I am trying to prove that $\Phi_m(x)$ is irreducible over $\Bbb Q(\zeta_n)$ if and only if $(m,n)\leq2$.
The left implication turns out to be somewhat easy since without loss of generality, $2\mid m$ and no higher power of $2$ divides $m$ and using the fact that $\Bbb Q(\zeta_{m/2})=\Bbb Q(\zeta_m)$ (this assumes the degrees aren't relatively prime to begin with, which I think is even easier).

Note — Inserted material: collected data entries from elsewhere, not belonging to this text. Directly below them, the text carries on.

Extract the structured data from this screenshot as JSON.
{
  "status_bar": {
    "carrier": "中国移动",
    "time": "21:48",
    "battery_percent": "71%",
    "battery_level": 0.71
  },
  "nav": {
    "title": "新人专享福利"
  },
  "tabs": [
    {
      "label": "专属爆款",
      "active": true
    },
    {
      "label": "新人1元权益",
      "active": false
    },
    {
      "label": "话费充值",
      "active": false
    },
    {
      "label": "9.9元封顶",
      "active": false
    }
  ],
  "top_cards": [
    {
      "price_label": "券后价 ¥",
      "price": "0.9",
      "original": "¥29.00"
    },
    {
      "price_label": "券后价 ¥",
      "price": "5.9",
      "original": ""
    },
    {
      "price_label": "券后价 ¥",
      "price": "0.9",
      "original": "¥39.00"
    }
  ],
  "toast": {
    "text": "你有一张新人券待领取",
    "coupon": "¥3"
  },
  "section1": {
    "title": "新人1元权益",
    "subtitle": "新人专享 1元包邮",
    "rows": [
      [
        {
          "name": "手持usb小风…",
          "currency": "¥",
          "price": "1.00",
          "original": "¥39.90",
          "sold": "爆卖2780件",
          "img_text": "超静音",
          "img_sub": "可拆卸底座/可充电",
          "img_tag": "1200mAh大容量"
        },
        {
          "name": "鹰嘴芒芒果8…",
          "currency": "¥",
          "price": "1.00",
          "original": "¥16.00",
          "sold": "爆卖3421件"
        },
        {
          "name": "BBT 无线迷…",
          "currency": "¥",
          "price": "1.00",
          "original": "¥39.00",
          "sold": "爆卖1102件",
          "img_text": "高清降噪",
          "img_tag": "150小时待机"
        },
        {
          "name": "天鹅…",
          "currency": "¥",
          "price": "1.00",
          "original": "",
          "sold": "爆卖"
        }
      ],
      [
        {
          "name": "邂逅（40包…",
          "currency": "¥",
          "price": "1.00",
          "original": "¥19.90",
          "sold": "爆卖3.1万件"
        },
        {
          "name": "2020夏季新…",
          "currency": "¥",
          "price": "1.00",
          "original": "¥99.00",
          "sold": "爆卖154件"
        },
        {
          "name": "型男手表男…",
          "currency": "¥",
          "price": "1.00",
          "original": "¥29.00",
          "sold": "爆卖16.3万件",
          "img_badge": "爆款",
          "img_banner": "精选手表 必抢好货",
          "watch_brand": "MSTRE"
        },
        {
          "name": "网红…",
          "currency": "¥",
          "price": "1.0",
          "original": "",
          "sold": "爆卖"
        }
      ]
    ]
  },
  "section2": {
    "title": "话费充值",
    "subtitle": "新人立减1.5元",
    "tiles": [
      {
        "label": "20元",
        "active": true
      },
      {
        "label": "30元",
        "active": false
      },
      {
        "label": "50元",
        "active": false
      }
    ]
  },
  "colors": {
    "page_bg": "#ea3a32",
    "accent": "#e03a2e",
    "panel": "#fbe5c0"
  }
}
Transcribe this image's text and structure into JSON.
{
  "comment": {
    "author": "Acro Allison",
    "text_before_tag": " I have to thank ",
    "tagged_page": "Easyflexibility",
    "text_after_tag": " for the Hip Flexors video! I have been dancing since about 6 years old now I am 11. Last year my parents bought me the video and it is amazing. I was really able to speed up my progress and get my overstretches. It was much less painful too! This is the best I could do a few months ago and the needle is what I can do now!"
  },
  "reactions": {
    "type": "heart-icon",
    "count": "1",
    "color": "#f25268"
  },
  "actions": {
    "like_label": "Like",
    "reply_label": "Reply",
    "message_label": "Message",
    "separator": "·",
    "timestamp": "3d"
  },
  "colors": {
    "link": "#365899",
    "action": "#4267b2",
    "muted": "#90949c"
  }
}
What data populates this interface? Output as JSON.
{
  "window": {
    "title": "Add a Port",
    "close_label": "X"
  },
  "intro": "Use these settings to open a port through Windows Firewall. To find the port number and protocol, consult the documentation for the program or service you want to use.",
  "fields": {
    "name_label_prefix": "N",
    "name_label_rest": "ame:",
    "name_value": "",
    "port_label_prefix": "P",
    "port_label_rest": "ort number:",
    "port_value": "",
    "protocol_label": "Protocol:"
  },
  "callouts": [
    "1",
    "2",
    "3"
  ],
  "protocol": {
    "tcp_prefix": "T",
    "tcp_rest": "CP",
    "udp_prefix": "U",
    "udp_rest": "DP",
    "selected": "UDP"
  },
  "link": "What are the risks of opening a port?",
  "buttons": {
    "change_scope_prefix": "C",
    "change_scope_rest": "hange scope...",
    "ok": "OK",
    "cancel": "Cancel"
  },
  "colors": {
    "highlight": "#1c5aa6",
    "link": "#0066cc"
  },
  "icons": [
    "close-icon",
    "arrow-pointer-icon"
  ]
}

My problem comes in doing the forward implication. I tried and tried without success, so I started trying to use the contrapositive, that is, if $(m,n)\geq3$, then $\Phi_m(x)$ is reducible over $\Bbb Q(\zeta_n)$. This hasn't proven fruitful yet, so if possible, will someone point me in the right direction?
First show that $\Phi_m(x)$ is irreducible over $\mathbb{Q}(\zeta_n)$ if and only if $[\mathbb{Q}(\zeta_m,\zeta_n):\mathbb{Q}(\zeta_n)]=\varphi(m)$. Then compute $[\mathbb{Q}(\zeta_m,\zeta_n):\mathbb{Q}(\zeta_n)]$ and the result will fall out.